5. Schwebende Geschäfte bleiben, wie oben unter 1. dargelegt wurde, bewertungsrechtlich unberücksichtigt, solange Rechte und Pflichten als sich gleichwertig gegenüberstehend erachtet werden. Die Begründung eines Nutzungsrechts zugunsten des Lizenznehmers ist ebensowenig eine einseitige Erfüllung des Dauerschuldverhältnisses durch den Lizenzgeber, wie die Begründung eines Nutzungsrechts durch den Verpächter zugunsten des Pächters. Sie ist vielmehr die Grundlage für den Beginn des in Rechten und Pflichten zunächst ausgeglichenen gegenseitigen Vertrags.
Auch der Lizenznehmer hat eine Vorleistung nicht erbracht; denn die Zusage einer garantierten Mindestauflage und damit garantierter Mindestlizenzgebühren kann nicht als einseitige Erfüllung durch den Lizenznehmer angesehen werden. Die Erfüllung würde weiter voraussetzen, daß die Leistung der Mindestlizenzgebühren schon bewirkt wurde. Die lediglich schuldrechtliche Verpflichtung zur Zahlung führt nicht dazu, daß eine Leistung bewirkt wird. Hinzu kommt noch, daß die Vereinbarung einer Absatztantieme mit Garantiesumme in Höhe der Vergütung für eine Mindestauflage regelmäßig als Vereinbarung einer Vorauszahlung auf die Absatztantieme anzusehen ist (vgl. Beck, a. a. O. S. 30, Leiss, Verlagsgesetz, § 28 Anm. 93). Die Forderung auf Vorauszahlung innerhalb eines schwebenden Geschäfts begründet für sich allein jedenfalls keine Vermögensmehrung, ebenso wie auch die Forderung auf eine Miet- oder Pachtvorauszahlung zu keiner Vermögensvermehrung führt, solange diese Vorauszahlung nicht bewirkt ist. Die Behandlung der im Feststellungszeitpunkt schon geleisteten Vorauszahlungen ist zwischen den Beteiligten nicht streitig, so daß der Senat hierüber nicht entscheiden kann (vgl. § 96 Abs. 1 Satz 2 FGO).
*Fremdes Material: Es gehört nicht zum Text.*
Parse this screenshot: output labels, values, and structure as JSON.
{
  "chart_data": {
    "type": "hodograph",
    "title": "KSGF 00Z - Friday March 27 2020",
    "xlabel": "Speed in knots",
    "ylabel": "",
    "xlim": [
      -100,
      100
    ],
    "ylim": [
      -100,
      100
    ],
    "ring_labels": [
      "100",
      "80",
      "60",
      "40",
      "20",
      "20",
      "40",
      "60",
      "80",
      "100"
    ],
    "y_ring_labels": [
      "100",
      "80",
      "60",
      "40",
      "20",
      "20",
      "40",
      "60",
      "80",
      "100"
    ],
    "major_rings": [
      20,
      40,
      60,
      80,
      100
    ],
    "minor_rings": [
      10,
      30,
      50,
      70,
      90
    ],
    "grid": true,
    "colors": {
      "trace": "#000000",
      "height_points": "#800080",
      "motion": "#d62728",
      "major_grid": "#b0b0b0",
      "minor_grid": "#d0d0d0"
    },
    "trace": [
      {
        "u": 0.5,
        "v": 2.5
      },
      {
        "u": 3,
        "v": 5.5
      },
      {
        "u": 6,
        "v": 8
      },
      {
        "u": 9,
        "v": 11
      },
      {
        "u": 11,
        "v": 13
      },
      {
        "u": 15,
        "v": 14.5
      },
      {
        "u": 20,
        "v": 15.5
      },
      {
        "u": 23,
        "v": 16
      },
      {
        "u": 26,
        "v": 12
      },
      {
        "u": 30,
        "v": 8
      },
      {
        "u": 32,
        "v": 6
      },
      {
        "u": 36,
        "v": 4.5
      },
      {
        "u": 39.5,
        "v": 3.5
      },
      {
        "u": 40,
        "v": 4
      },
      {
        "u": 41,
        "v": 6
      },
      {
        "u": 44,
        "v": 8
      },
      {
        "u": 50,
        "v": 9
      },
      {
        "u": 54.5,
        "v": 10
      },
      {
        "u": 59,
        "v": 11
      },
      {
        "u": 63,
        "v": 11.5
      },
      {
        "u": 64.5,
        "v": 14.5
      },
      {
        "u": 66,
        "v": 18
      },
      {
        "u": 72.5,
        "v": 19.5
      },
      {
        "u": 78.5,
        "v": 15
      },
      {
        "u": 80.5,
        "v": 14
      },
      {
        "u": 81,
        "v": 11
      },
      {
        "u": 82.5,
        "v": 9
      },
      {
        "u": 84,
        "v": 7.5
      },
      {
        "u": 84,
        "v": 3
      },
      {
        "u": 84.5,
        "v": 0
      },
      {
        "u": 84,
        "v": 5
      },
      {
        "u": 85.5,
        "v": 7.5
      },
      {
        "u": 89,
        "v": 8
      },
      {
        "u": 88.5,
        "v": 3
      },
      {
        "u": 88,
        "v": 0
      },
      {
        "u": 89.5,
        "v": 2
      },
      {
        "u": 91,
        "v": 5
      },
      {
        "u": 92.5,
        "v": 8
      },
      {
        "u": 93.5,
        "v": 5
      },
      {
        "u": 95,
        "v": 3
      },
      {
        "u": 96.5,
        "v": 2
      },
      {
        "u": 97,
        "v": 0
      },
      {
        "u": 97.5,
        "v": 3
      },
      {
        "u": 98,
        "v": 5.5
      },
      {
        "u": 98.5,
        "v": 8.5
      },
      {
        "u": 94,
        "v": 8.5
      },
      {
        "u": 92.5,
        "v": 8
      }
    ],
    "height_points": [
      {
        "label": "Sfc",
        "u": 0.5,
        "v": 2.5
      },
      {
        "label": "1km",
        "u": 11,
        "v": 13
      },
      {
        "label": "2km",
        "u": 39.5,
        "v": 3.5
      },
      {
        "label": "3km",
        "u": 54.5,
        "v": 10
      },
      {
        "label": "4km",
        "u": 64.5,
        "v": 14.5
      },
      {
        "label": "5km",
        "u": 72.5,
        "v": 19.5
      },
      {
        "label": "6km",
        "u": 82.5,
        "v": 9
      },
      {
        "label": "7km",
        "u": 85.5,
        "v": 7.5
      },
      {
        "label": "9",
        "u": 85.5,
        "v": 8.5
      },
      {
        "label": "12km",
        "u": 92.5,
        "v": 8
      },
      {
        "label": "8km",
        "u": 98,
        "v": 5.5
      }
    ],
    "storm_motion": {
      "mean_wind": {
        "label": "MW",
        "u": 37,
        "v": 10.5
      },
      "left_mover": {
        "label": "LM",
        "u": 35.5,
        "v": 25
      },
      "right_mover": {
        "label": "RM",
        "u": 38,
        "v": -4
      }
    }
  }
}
6. Das FG ist von einer anderen Rechtsauffassung als der Senat ausgegangen. Seine Entscheidung war deshalb aufzuheben.
Die Sache ist spruchreif. Der Einheitswert des Betriebsvermögens des Klägers ist um die zu Unrecht angesetzten Forderungen auf die garantierten Mindestlizenzgebühren zu ermäßigen.